Mientras le escuchaba hablar, Alice palidecía, su rostro estaba tan lívido que Daldry acabó preocupándose.
– ¿Se encuentra bien? -le preguntó cogiéndole la mano.
– ¿Quiere que haga que llamen a un médico? -añadió en seguida el cónsul.
– No, no es nada -balbuceó-, prosiga, se lo ruego.
– En la primavera de 1916, la embajada de Inglaterra consiguió repatriar a un centenar de residentes haciéndolos embarcar secretamente a bordo de un carguero bajo pabellón español. España había permanecido neutral, el navío cruzó el estrecho de los Dardanelos y llegó sin contratiempos a Gibraltar.
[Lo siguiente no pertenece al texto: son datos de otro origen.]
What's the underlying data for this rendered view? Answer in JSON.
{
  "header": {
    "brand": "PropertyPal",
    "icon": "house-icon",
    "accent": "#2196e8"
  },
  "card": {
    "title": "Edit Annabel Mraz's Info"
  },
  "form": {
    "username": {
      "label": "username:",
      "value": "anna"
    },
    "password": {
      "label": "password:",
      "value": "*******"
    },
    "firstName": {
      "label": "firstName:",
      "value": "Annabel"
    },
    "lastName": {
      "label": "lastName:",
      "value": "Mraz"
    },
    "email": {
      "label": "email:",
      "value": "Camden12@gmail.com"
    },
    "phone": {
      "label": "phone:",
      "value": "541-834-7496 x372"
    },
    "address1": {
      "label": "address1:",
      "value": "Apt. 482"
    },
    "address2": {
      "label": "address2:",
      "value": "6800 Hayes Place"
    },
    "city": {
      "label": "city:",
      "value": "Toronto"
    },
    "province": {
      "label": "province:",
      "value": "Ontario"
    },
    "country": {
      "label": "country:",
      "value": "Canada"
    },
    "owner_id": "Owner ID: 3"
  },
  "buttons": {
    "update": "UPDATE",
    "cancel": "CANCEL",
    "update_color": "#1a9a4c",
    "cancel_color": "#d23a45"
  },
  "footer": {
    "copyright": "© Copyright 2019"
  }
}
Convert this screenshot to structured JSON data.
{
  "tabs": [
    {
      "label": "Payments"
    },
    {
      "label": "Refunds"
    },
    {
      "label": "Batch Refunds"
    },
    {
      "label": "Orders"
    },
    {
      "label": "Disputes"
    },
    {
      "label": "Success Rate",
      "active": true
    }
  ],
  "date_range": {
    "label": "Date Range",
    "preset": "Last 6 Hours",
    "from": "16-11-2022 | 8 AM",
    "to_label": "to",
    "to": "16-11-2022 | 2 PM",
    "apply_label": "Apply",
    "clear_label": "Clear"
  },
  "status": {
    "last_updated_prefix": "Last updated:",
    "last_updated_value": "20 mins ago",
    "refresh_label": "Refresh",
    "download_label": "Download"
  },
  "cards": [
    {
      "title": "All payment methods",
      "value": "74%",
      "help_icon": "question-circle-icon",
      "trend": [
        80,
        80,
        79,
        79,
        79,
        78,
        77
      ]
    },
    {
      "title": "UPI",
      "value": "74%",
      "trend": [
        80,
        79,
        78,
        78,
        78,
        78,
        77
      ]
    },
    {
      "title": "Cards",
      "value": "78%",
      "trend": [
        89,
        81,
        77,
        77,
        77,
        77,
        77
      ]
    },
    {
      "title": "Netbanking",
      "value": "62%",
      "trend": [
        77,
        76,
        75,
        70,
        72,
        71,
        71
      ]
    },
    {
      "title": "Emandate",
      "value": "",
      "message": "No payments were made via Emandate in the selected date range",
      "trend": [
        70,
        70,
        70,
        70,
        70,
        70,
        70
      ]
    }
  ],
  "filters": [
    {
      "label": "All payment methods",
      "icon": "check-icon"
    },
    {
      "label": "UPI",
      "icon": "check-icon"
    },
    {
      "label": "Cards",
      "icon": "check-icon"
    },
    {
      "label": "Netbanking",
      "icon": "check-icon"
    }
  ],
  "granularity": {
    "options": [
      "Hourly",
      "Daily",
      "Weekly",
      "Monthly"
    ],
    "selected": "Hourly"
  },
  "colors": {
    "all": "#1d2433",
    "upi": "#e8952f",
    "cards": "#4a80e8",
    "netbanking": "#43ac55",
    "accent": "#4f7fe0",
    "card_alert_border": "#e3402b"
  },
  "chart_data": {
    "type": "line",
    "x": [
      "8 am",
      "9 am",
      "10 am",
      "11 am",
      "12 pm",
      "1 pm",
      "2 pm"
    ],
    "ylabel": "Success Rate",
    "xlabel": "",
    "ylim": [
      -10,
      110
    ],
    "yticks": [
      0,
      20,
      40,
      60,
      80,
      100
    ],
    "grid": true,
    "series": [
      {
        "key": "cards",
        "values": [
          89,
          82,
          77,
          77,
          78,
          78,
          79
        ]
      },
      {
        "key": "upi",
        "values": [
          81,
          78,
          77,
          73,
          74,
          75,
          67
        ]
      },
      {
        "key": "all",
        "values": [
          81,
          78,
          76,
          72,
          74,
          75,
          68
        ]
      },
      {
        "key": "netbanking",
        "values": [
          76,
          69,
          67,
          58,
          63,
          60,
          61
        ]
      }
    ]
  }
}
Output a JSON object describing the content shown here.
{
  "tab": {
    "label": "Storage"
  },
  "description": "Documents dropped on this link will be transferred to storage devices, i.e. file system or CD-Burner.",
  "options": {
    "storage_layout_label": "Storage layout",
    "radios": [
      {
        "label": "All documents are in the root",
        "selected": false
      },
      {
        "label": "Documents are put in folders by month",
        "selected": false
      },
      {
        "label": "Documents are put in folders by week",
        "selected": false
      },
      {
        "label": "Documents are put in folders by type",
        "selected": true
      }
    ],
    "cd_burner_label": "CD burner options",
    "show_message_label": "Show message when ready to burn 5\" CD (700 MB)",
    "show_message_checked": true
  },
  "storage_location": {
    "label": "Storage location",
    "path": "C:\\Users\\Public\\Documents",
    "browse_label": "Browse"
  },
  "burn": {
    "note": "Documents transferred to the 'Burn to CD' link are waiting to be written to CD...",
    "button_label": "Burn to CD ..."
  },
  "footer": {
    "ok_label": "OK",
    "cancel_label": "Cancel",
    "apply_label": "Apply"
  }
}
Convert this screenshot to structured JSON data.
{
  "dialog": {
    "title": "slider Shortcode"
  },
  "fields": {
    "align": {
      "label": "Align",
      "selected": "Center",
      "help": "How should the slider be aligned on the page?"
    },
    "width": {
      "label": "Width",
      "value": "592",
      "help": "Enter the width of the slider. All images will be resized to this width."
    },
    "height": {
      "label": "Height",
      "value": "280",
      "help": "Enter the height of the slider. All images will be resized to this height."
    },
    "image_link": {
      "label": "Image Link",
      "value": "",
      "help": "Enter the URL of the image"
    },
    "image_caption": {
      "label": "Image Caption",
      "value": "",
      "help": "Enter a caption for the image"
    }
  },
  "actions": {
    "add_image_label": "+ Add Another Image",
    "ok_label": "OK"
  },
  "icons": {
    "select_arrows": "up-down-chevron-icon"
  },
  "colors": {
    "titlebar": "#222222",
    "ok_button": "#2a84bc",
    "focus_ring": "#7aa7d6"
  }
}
Allí hemos perdido el rastro de sus padres, pero su presencia atestigua que lograron volver a la madre patria sanos y salvos. Así que, señorita, a partir de ese momento sabe más que yo…
– ¿Qué sucede, Alice? -preguntó Daldry-. Parece conmocionada.
– Es imposible -balbuceó.
Sus manos se habían echado a temblar.
– Señorita -añadió el cónsul casi ofendido-, le ruego que crea seriamente en las informaciones que acabo de desvelarle…
– Ya había nacido -dijo ella-, me encontraba necesariamente con ellos.
El cónsul miró a Alice circunspecto.
– Si usted lo dice, pero me sorprende, no tenemos ningún rastro de usted en los registros y borradores que hemos consultado. Tal vez su padre no había informado de su existencia a nuestros servicios.
– ¿Su padre habría ido a buscar protección ante la embajada para su mujer y para él, y habría omitido informar de la presencia de su única hija? Me sorprendería mucho -intervino Daldry-. ¿Está seguro, señor cónsul, de que los niños aparecen en sus registros?
– Pero bueno, señor Daldry, ¿por quién nos toma? Somos un país civilizado. Por supuesto que los niños estaban inscritos con sus padres.
– Entonces -dijo Daldry volviéndose hacia Alice-, es posible que su padre haya decidido omitir voluntariamente su presencia por miedo a que esa repatriación se juzgase demasiado aventurada para un niño de corta edad.
– Desde luego que no -protestó vivamente el cónsul-. ¡Las mujeres y los niños primero! Tengo como prueba de ello que, entre las familias embarcadas a bordo de ese carguero español, había niños, y eran la prioridad.